Associazione mafiosa, estorsione consumata e tentata, danneggiamento, favoreggiamento personale, ricettazione, tutti commessi con l’aggravante del metodo e finalità mafiosi. Sono queste le accuse mosse a vario titolo a 25 persone fermate questa mattina dai carabinieri di Palermo, considerati affiliati ai mandamenti mafiosi palermitani di San Lorenzo e Resuttana. Gli investigatori hanno dimostrato come i due mandamenti ricoprono ancora una posizione di vertice all’interno della Cosca di Palermo, evidenziando anche il ruolo ricoperto da Maria Angela Di Trapani, moglie dello storico boss di Resuttana, Salvino Madonia. Dalle indagini è emerso inoltre, come ancora la mafia riesca a imporre il suo potere attraverso intimidazioni ed estorsioni. Ancora una volta, due dei più grandi mandamenti mafiosi di Palermo, per estensione e concentrazione di attività economiche, sono stati nuovamente colpiti.

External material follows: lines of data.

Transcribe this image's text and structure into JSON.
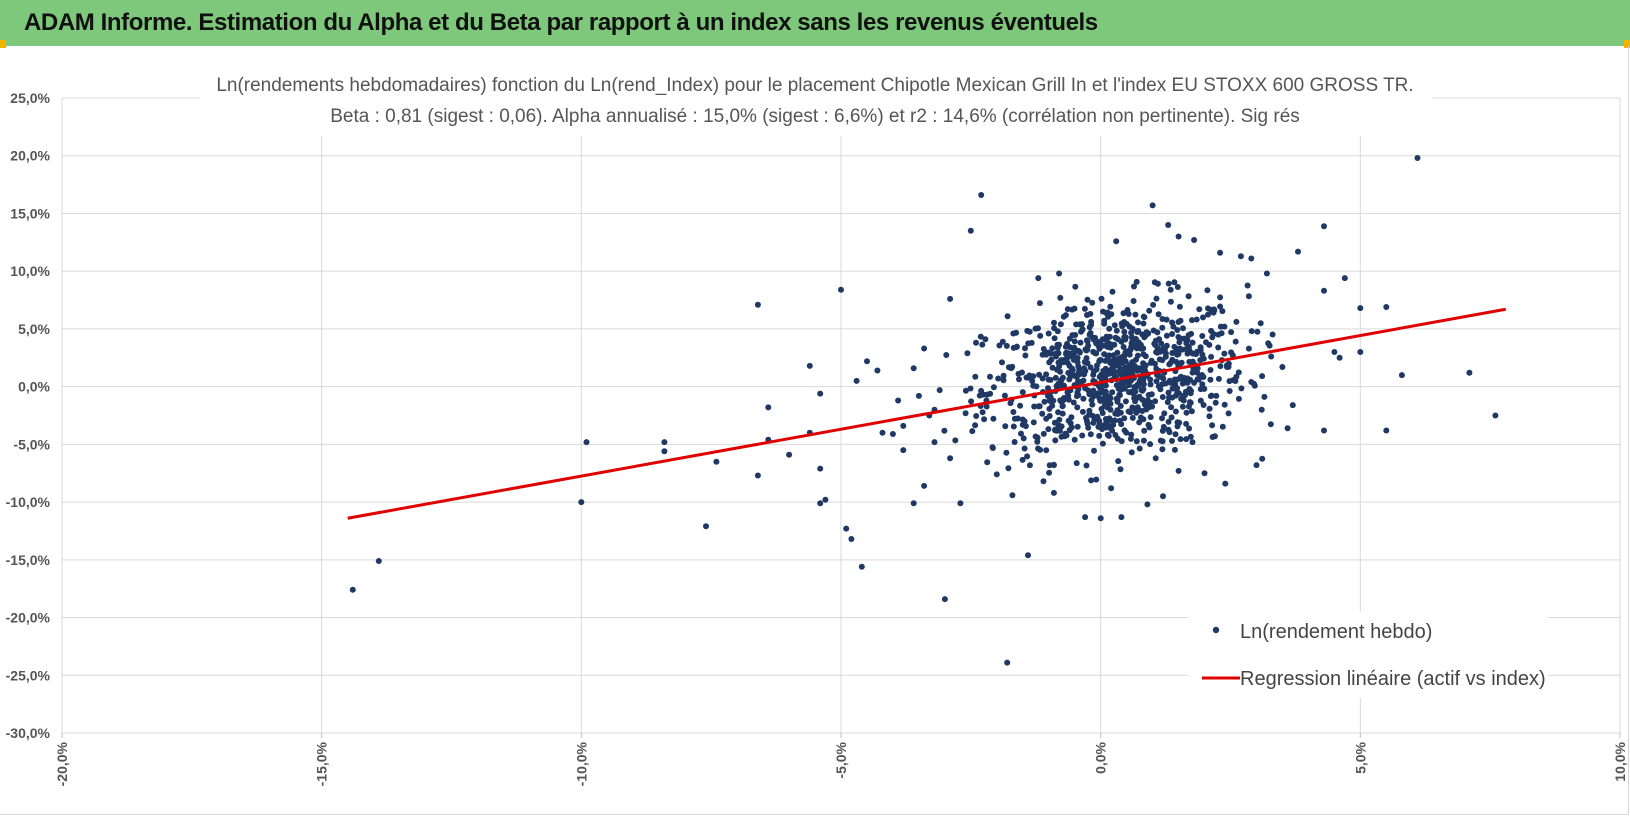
{
  "header": {
    "title": "ADAM Informe. Estimation du Alpha et du Beta par rapport à un index sans les revenus éventuels"
  },
  "colors": {
    "header_bg": "#7ec87c",
    "point": "#1f3864",
    "regression": "#e00000",
    "grid": "#d9d9d9",
    "corner": "#f0b400"
  },
  "chart_data": {
    "type": "scatter",
    "title": "Ln(rendements hebdomadaires) fonction du Ln(rend_Index) pour le placement Chipotle Mexican Grill In et l'index EU STOXX 600 GROSS TR.",
    "subtitle": "Beta : 0,81 (sigest : 0,06). Alpha annualisé : 15,0% (sigest : 6,6%) et r2 : 14,6% (corrélation non pertinente). Sig rés",
    "xlim": [
      -20,
      10
    ],
    "ylim": [
      -30,
      25
    ],
    "x_ticks": [
      -20,
      -15,
      -10,
      -5,
      0,
      5,
      10
    ],
    "y_ticks": [
      25,
      20,
      15,
      10,
      5,
      0,
      -5,
      -10,
      -15,
      -20,
      -25,
      -30
    ],
    "x_tick_labels": [
      "-20,0%",
      "-15,0%",
      "-10,0%",
      "-5,0%",
      "0,0%",
      "5,0%",
      "10,0%"
    ],
    "y_tick_labels": [
      "25,0%",
      "20,0%",
      "15,0%",
      "10,0%",
      "5,0%",
      "0,0%",
      "-5,0%",
      "-10,0%",
      "-15,0%",
      "-20,0%",
      "-25,0%",
      "-30,0%"
    ],
    "grid": true,
    "legend_position": "bottom-right",
    "series": [
      {
        "name": "Ln(rendement hebdo)",
        "kind": "scatter",
        "points": [
          [
            -14.4,
            -17.6
          ],
          [
            -13.9,
            -15.1
          ],
          [
            -9.9,
            -4.8
          ],
          [
            -10.0,
            -10.0
          ],
          [
            -8.4,
            -4.8
          ],
          [
            -8.4,
            -5.6
          ],
          [
            -7.6,
            -12.1
          ],
          [
            -7.4,
            -6.5
          ],
          [
            -6.6,
            7.1
          ],
          [
            -6.4,
            -1.8
          ],
          [
            -6.4,
            -4.6
          ],
          [
            -6.6,
            -7.7
          ],
          [
            -6.0,
            -5.9
          ],
          [
            -5.6,
            1.8
          ],
          [
            -5.6,
            -4.0
          ],
          [
            -5.4,
            -0.6
          ],
          [
            -5.4,
            -7.1
          ],
          [
            -5.4,
            -10.1
          ],
          [
            -5.3,
            -9.8
          ],
          [
            -5.0,
            8.4
          ],
          [
            -4.9,
            -12.3
          ],
          [
            -4.8,
            -13.2
          ],
          [
            -4.7,
            0.5
          ],
          [
            -4.6,
            -15.6
          ],
          [
            -4.5,
            2.2
          ],
          [
            -4.3,
            1.4
          ],
          [
            -4.2,
            -4.0
          ],
          [
            -4.0,
            -4.1
          ],
          [
            -3.9,
            -1.2
          ],
          [
            -3.8,
            -3.4
          ],
          [
            -3.8,
            -5.5
          ],
          [
            -3.6,
            1.6
          ],
          [
            -3.6,
            -10.1
          ],
          [
            -3.5,
            -0.8
          ],
          [
            -3.4,
            3.3
          ],
          [
            -3.3,
            -2.5
          ],
          [
            -3.2,
            -2.0
          ],
          [
            -3.2,
            -4.8
          ],
          [
            -3.1,
            -0.3
          ],
          [
            -3.0,
            -18.4
          ],
          [
            -2.9,
            7.6
          ],
          [
            -2.7,
            -10.1
          ],
          [
            -2.5,
            13.5
          ],
          [
            -2.3,
            16.6
          ],
          [
            -2.4,
            3.8
          ],
          [
            -1.8,
            -23.9
          ],
          [
            -1.4,
            -14.6
          ],
          [
            -1.2,
            9.4
          ],
          [
            -0.8,
            9.8
          ],
          [
            0.3,
            12.6
          ],
          [
            1.0,
            15.7
          ],
          [
            1.3,
            14.0
          ],
          [
            1.5,
            13.0
          ],
          [
            1.8,
            12.7
          ],
          [
            2.3,
            11.6
          ],
          [
            2.7,
            11.3
          ],
          [
            2.9,
            11.1
          ],
          [
            3.2,
            9.8
          ],
          [
            3.8,
            11.7
          ],
          [
            4.3,
            13.9
          ],
          [
            4.3,
            8.3
          ],
          [
            4.5,
            3.0
          ],
          [
            4.6,
            2.5
          ],
          [
            4.7,
            9.4
          ],
          [
            5.0,
            6.8
          ],
          [
            5.0,
            3.0
          ],
          [
            5.5,
            6.9
          ],
          [
            5.5,
            -3.8
          ],
          [
            5.8,
            1.0
          ],
          [
            6.1,
            19.8
          ],
          [
            7.1,
            1.2
          ],
          [
            7.6,
            -2.5
          ],
          [
            4.3,
            -3.8
          ],
          [
            3.6,
            -3.6
          ],
          [
            3.0,
            -6.8
          ],
          [
            2.4,
            -8.4
          ],
          [
            1.5,
            -7.3
          ],
          [
            0.9,
            -10.2
          ],
          [
            0.4,
            -11.3
          ],
          [
            0.0,
            -11.4
          ],
          [
            -0.3,
            -11.3
          ],
          [
            -0.9,
            -9.2
          ],
          [
            -1.7,
            -9.4
          ],
          [
            -2.0,
            -7.6
          ],
          [
            -2.9,
            -6.2
          ],
          [
            -3.4,
            -8.6
          ],
          [
            -1.1,
            -8.2
          ],
          [
            0.2,
            -8.8
          ],
          [
            1.2,
            -9.5
          ],
          [
            2.0,
            -7.5
          ],
          [
            3.5,
            1.7
          ],
          [
            3.7,
            -1.6
          ],
          [
            -2.2,
            -1.2
          ],
          [
            -1.9,
            2.1
          ],
          [
            -1.5,
            -3.3
          ],
          [
            -1.0,
            4.6
          ],
          [
            -0.5,
            -4.6
          ],
          [
            -0.2,
            6.3
          ],
          [
            0.6,
            -5.7
          ],
          [
            1.4,
            5.2
          ],
          [
            2.2,
            -4.3
          ],
          [
            2.6,
            3.9
          ],
          [
            -0.6,
            1.8
          ],
          [
            0.8,
            0.5
          ],
          [
            1.6,
            -1.2
          ],
          [
            -1.3,
            0.9
          ],
          [
            0.1,
            -2.8
          ],
          [
            2.9,
            0.4
          ],
          [
            -2.6,
            -2.3
          ],
          [
            3.1,
            -2.0
          ],
          [
            -0.9,
            -6.8
          ],
          [
            1.9,
            6.7
          ]
        ],
        "cloud": {
          "center": [
            0.3,
            0.8
          ],
          "sd": [
            1.25,
            3.3
          ],
          "count": 900
        }
      },
      {
        "name": "Regression linéaire (actif vs index)",
        "kind": "line",
        "points": [
          [
            -14.5,
            -11.4
          ],
          [
            7.8,
            6.7
          ]
        ]
      }
    ]
  }
}
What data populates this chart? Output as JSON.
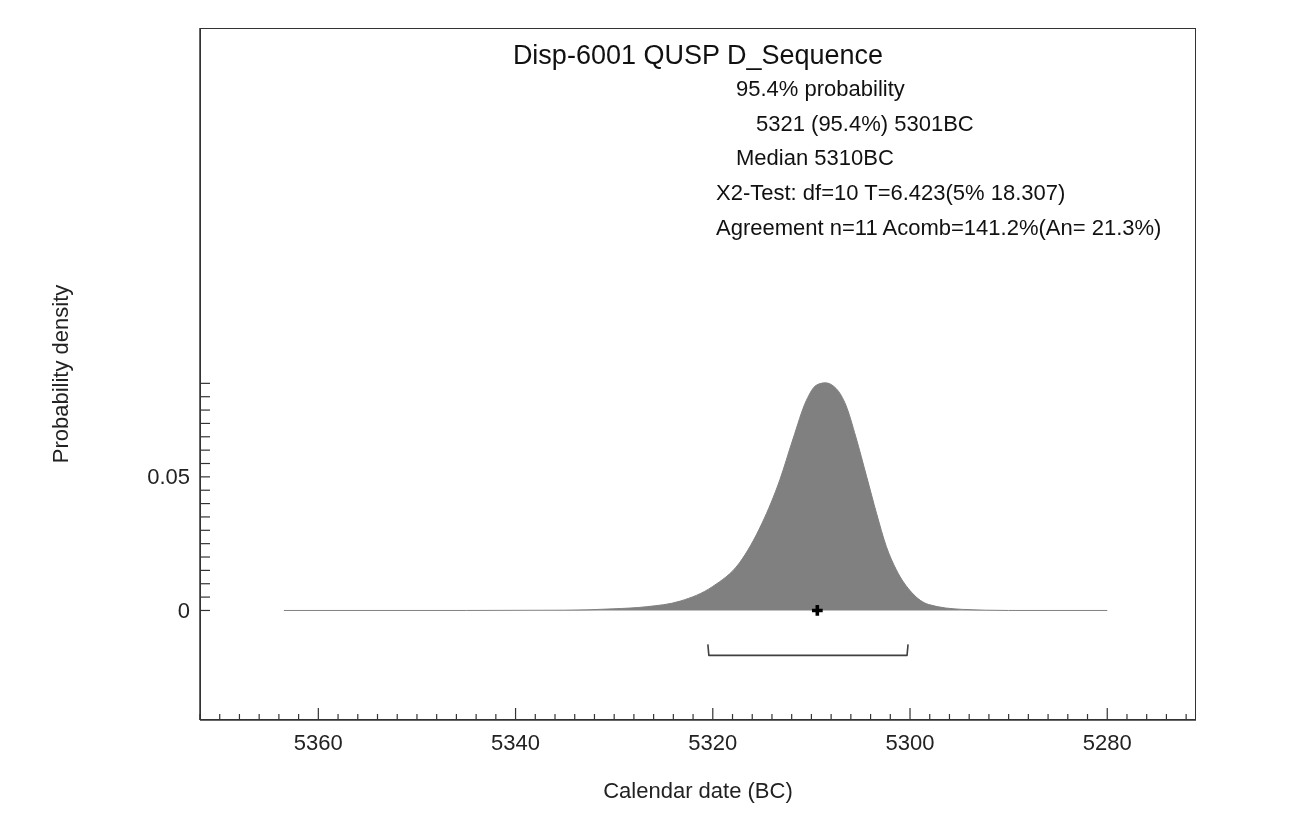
{
  "chart_data": {
    "type": "area",
    "title": "Disp-6001 QUSP D_Sequence",
    "xlabel": "Calendar date (BC)",
    "ylabel": "Probability density",
    "annotations": [
      "95.4% probability",
      "5321 (95.4%) 5301BC",
      "Median 5310BC",
      "X2-Test: df=10 T=6.423(5% 18.307)",
      "Agreement n=11 Acomb=141.2%(An= 21.3%)"
    ],
    "xlim": [
      5372,
      5271
    ],
    "xticks": [
      {
        "value": 5372,
        "label": null
      },
      {
        "value": 5370,
        "label": null
      },
      {
        "value": 5368,
        "label": null
      },
      {
        "value": 5366,
        "label": null
      },
      {
        "value": 5364,
        "label": null
      },
      {
        "value": 5362,
        "label": null
      },
      5360,
      {
        "value": 5358,
        "label": null
      },
      {
        "value": 5356,
        "label": null
      },
      {
        "value": 5354,
        "label": null
      },
      {
        "value": 5352,
        "label": null
      },
      {
        "value": 5350,
        "label": null
      },
      {
        "value": 5348,
        "label": null
      },
      {
        "value": 5346,
        "label": null
      },
      {
        "value": 5344,
        "label": null
      },
      {
        "value": 5342,
        "label": null
      },
      5340,
      {
        "value": 5338,
        "label": null
      },
      {
        "value": 5336,
        "label": null
      },
      {
        "value": 5334,
        "label": null
      },
      {
        "value": 5332,
        "label": null
      },
      {
        "value": 5330,
        "label": null
      },
      {
        "value": 5328,
        "label": null
      },
      {
        "value": 5326,
        "label": null
      },
      {
        "value": 5324,
        "label": null
      },
      {
        "value": 5322,
        "label": null
      },
      5320,
      {
        "value": 5318,
        "label": null
      },
      {
        "value": 5316,
        "label": null
      },
      {
        "value": 5314,
        "label": null
      },
      {
        "value": 5312,
        "label": null
      },
      {
        "value": 5310,
        "label": null
      },
      {
        "value": 5308,
        "label": null
      },
      {
        "value": 5306,
        "label": null
      },
      {
        "value": 5304,
        "label": null
      },
      {
        "value": 5302,
        "label": null
      },
      5300,
      {
        "value": 5298,
        "label": null
      },
      {
        "value": 5296,
        "label": null
      },
      {
        "value": 5294,
        "label": null
      },
      {
        "value": 5292,
        "label": null
      },
      {
        "value": 5290,
        "label": null
      },
      {
        "value": 5288,
        "label": null
      },
      {
        "value": 5286,
        "label": null
      },
      {
        "value": 5284,
        "label": null
      },
      {
        "value": 5282,
        "label": null
      },
      5280,
      {
        "value": 5278,
        "label": null
      },
      {
        "value": 5276,
        "label": null
      },
      {
        "value": 5274,
        "label": null
      },
      {
        "value": 5272,
        "label": null
      }
    ],
    "ylim": [
      -0.041,
      0.218
    ],
    "yticks": [
      0,
      {
        "value": 0.005,
        "label": null
      },
      {
        "value": 0.01,
        "label": null
      },
      {
        "value": 0.015,
        "label": null
      },
      {
        "value": 0.02,
        "label": null
      },
      {
        "value": 0.025,
        "label": null
      },
      {
        "value": 0.03,
        "label": null
      },
      {
        "value": 0.035,
        "label": null
      },
      {
        "value": 0.04,
        "label": null
      },
      {
        "value": 0.045,
        "label": null
      },
      0.05,
      {
        "value": 0.055,
        "label": null
      },
      {
        "value": 0.06,
        "label": null
      },
      {
        "value": 0.065,
        "label": null
      },
      {
        "value": 0.07,
        "label": null
      },
      {
        "value": 0.075,
        "label": null
      },
      {
        "value": 0.08,
        "label": null
      },
      {
        "value": 0.085,
        "label": null
      }
    ],
    "series": [
      {
        "color": "#808080",
        "x": [
          5363.5,
          5345,
          5335,
          5330.1,
          5326.7,
          5323.3,
          5320,
          5317.3,
          5315,
          5313.2,
          5311.9,
          5310.5,
          5309.5,
          5308.6,
          5307.5,
          5306.5,
          5305.5,
          5304.4,
          5303.4,
          5302.4,
          5301.4,
          5299.8,
          5298.1,
          5294.7,
          5290,
          5280
        ],
        "values": [
          0,
          0,
          0.0001,
          0.0006,
          0.0014,
          0.0035,
          0.009,
          0.0178,
          0.0327,
          0.0489,
          0.0638,
          0.0787,
          0.0843,
          0.0852,
          0.0831,
          0.0768,
          0.065,
          0.0501,
          0.0364,
          0.0239,
          0.0153,
          0.0066,
          0.0022,
          0.0004,
          0,
          0
        ]
      },
      {
        "type": "line",
        "color": "#404040",
        "x": [
          5320.5,
          5320.4,
          5300.3,
          5300.2
        ],
        "values": [
          -0.0127,
          -0.0168,
          -0.0168,
          -0.0127
        ]
      },
      {
        "type": "scatter",
        "color": "#000000",
        "marker": "cross",
        "x": [
          5309.4
        ],
        "values": [
          0
        ]
      }
    ]
  }
}
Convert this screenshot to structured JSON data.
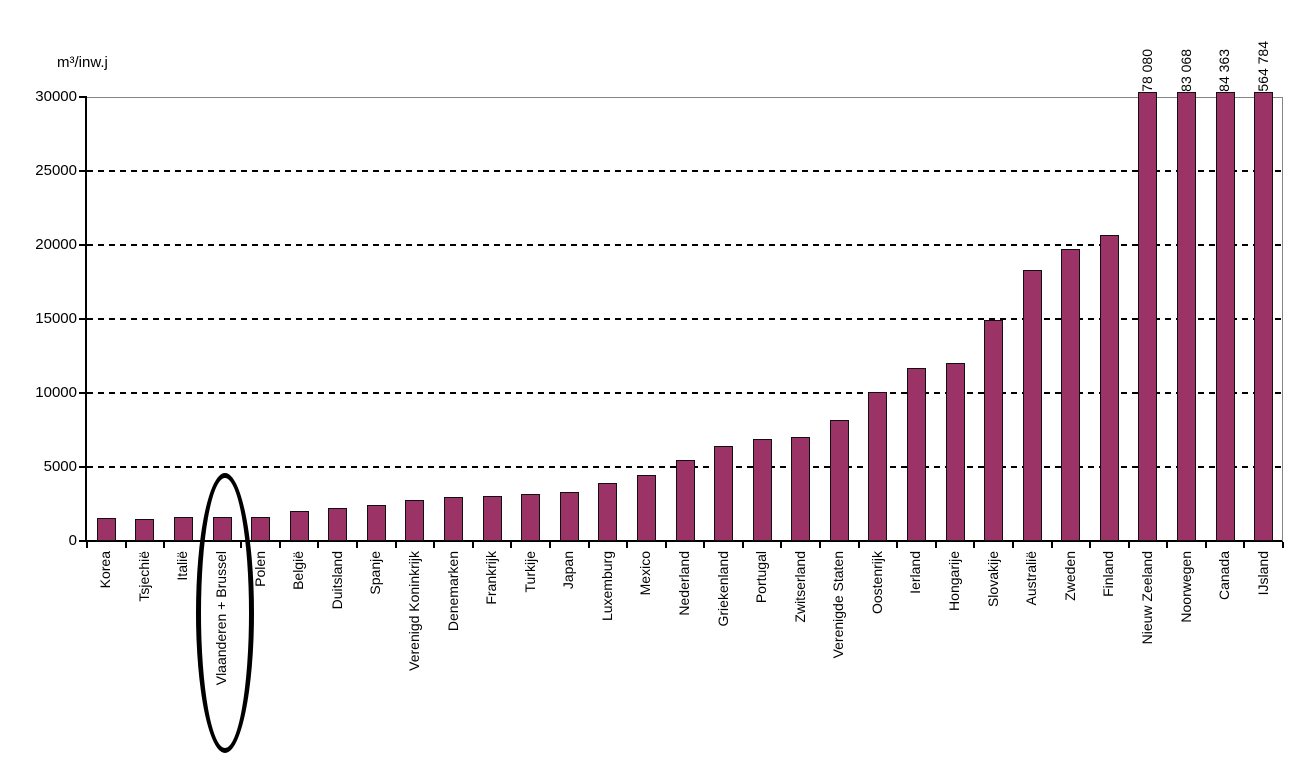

«Ai Palermitani tutti, adesso, il compito di non vanificare gli sforzi di forze dell’ordine e magistrati e riconquistare per sempre la propria libertà e la propria dignità – afferma in una nota l’associazione anti-racket Addiopizzo – Oggi, a distanza di 13 anni, Addiopizzo ha la maturità e l’esperienza per poter affermare che mai prima d’ora il cuore economico della città potrebbe essere definitivamente sottratto alla mano di Cosa Nostra, se – e solo se – gli imprenditori e gli esercenti coinvolti dall’operazione di oggi, si rendessero conto di quanta strada è stata percorsa e di quanto sia vicina la liberazione».
Grazie ad Addiopizzo sono centinaia i commercianti che hanno denunciato grazie anche al supporto offerto e che oggi lavorano in condizioni sicurezza. «Lo abbiamo affermato diverse volte, ma – dice Addiopizzo – è bene ribadire con forza: adesso o, forse, mai più… Adesso è il momento di distruggere il muro di omertà e di consolidare e diffondere il sistema delle denunce collettive di imprenditori e commercianti. Solo così, con una decisa e sentita azione popolare, riusciremo a sconfiggere il pizzo. Addiopizzo continuerà ad esserci con la passione civile che ha dimostrato, con l’impegno quotidiano, con il coraggio e il senso di responsabilità verso il futuro. Adesso tocca a voi, imprenditori e commercianti palermitani, tocca al vostro amor proprio, alla vostra voglia di riscatto».